Ecrit par N.P. – le samedi 26 juillet 2025 à 15H06

Le tribunal administratif a rejeté la demande de la commune de Sainte-Marie, qui voulait faire évacuer en urgence un logement de fonction situé dans l’enceinte de l’école Desbassyns. Les arguments avancés n’ont pas suffi à convaincre la juge des référés.

Face à face, deux visions de l’urgence s'opposent au tribunal administratif de Saint-Denis : celle de la commune de Sainte-Marie, qui veut récupérer sans attendre un logement de fonction pour transformer les lieux en dortoir scolaire ; et celle d’un couple, bien décidé à prendre le temps de partir dans ses conditions, après des années passées entre les murs de l’école Desbassyns.

L’avocat de la commune, Me Benoiton, pose le décor : un besoin pressant de locaux pour la rentrée 2025, une obligation réglementaire de créer une salle de repos pour les petits de maternelle, et un logement public toujours occupé par une ancienne directrice d’école qui, selon lui, n’a plus aucun titre pour y rester.

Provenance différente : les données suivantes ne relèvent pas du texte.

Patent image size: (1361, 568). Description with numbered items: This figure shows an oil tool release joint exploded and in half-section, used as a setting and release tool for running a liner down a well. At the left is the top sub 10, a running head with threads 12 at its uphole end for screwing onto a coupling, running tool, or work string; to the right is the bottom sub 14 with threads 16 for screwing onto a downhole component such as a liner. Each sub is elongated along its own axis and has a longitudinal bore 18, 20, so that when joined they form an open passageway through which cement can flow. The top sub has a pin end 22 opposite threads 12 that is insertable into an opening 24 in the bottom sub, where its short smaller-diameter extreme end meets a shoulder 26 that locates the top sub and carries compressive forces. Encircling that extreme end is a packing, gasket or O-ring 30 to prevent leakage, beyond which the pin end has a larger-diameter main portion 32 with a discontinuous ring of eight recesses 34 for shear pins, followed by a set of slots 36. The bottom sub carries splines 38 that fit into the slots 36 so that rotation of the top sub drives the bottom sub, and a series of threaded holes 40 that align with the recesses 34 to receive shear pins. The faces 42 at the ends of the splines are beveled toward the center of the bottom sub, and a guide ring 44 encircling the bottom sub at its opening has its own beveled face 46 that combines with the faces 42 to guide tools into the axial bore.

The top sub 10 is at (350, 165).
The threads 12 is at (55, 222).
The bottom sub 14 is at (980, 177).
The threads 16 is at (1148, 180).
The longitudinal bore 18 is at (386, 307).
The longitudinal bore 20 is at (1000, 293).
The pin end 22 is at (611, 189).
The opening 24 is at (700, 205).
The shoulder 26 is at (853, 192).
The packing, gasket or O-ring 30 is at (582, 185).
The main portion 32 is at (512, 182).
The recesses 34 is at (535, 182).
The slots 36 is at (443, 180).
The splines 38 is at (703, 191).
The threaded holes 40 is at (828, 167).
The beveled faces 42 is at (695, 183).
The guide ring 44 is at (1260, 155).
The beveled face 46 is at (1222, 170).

Il insisite sur « le caractère grave du maintien illégal de Mme X. dans ce logement de fonction, qui semble désormais occupé par son seul conjoint », dans ses écritures, en agitant la menace d’un retard de chantier.

Pas convaincue par le caractère d’urgence

Mais du côté de la défense, Me Rajabaly oppose une réalité plus nuancée. Oui, un déménagement est prévu. Oui, un bail a été signé pour un nouveau logement. Mais ce nouveau toit nécessite des travaux de mise aux normes électriques, retardés par les problèmes de santé du mari. Un contretemps que le couple ne cherche pas à instrumentaliser. Ils demandent simplement un délai d’un ou deux mois pour quitter les lieux sereinement.

Et la juge des référés n’est pas convaincue par le caractère d’urgence brandi par la mairie. Le calendrier des travaux, évoqué à l’audience, reste flou. Le projet, certes structurant, ne semble pas encore sur les rails. Quant aux preuves de blocage immédiat, elles sont absentes du dossier. « [La Mairie] se borne à produire une note de synthèse établie par le directeur général des services le 25 juin 2025, selon laquelle la mise en place de cette salle constitue un projet structurant à l'échelle de la commune, qui répond à une obligation réglementaire et participe activement à la qualité de l'accueil scolaire, et dont le calendrier prévisionnel prévoit une mise en œuvre envisagée au cours de l'année scolaire 2025-2026. » En face, le couple a commencé à plier bagage et ne nie pas la nécessité de partir. Ce n’est donc pas un refus d’obtempérer, mais une transition engagée.

Dans son ordonnance, la magistrate rejette la requête de la commune de Sainte-Marie. Pas d’expulsion en urgence, pas d’astreinte de 500 euros par jour, pas d’autorisation de faire appel à la force publique. Les demandes de compensation financière des deux parties sont également écartées.